Mesh and mixed topology
This type of connections can be obtained by removing some connections from the above connections or adding them additionally. In most cases, this scheme is used in large networks.
In this regard, several mainderivatives. The most common are schemes such as "double ring", "tree", "lattice", "snowflake", "Close network", etc. As you can see even from the names, all these are variations on the theme of the main types of connections, which are taken for the base.

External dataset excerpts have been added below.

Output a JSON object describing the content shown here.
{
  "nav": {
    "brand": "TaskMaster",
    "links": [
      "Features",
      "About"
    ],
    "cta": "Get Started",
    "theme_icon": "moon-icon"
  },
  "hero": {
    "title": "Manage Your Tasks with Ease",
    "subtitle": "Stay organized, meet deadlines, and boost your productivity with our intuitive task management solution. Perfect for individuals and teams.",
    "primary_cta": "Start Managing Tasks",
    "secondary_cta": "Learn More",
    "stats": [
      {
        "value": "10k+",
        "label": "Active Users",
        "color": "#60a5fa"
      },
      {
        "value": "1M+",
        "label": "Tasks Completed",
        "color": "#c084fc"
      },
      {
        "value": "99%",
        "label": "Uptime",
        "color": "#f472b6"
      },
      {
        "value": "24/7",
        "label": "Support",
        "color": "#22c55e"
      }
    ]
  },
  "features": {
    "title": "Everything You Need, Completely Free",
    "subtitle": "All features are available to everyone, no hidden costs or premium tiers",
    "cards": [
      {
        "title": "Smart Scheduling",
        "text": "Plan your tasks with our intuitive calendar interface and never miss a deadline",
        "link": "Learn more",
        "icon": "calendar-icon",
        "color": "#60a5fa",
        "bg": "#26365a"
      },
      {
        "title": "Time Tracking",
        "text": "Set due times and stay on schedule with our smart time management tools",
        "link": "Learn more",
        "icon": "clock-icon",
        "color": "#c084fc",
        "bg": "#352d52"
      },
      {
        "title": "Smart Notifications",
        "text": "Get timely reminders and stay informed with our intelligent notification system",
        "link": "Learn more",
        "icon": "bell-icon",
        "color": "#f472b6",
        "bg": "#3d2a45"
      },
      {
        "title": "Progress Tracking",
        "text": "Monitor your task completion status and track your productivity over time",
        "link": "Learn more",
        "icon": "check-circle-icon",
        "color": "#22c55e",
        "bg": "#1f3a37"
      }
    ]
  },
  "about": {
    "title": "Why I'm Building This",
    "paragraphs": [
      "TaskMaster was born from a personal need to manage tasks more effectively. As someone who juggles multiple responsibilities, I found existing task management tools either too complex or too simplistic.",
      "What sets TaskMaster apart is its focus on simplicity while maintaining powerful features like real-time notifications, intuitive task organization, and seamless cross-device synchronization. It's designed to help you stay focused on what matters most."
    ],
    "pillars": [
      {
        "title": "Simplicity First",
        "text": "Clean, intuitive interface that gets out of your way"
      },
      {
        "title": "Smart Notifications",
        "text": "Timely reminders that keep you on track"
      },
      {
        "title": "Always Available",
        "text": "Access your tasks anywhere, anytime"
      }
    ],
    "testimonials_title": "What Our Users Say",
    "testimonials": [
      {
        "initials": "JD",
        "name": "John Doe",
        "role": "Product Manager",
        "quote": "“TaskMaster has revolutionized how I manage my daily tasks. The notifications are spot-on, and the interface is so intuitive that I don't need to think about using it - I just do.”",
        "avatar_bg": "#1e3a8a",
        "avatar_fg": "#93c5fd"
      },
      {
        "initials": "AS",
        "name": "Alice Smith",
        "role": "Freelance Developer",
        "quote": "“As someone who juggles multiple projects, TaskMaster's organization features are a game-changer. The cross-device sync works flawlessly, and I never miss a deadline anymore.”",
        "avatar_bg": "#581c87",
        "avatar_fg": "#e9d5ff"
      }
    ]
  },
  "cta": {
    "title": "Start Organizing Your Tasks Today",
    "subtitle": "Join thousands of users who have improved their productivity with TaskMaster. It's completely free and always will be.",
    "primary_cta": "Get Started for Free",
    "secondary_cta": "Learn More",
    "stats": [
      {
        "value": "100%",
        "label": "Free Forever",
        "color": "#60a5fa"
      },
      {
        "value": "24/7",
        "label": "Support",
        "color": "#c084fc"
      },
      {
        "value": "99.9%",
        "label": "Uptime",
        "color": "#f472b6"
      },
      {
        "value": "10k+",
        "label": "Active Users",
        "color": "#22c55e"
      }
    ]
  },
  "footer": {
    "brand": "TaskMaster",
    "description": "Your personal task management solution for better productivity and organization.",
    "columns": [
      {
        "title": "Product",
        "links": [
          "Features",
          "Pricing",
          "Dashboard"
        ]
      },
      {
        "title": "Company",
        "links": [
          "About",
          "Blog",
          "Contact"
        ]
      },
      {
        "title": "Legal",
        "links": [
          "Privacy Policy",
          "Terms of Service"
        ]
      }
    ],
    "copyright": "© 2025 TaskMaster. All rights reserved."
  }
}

There is also a mixed type of topology, which can combine several others (subnets), grouped according to some characteristic features.
Conclusion
Now it's probably clear what topology is. If we make some general result, this concept is a description of how computers are connected on a network and how they interact. How this is done depends solely on the method of combining the terminals into one. And to say that today it is impossible to single out any one universal connection option. In each specific case and depending on the needs, one or another type of connection can be used. But in local networks, if we talk specifically about them, the most common is the "star" scheme, although the "bus" is still widely used.
It remains to be added that in the topology of networks one can also meet the concepts of centralization and decentralization, but they are mostly associated not with connections, but with the system for managing network terminals and exercising control over them. Centralization is clearly expressed in star connections, but decentralization is also applicable for this type, providing the introduction of additional elements in order to increase network reliability when the central switch fails. A fairly effective development in this regard isthe "hypercube" scheme, however, it is very difficult to develop.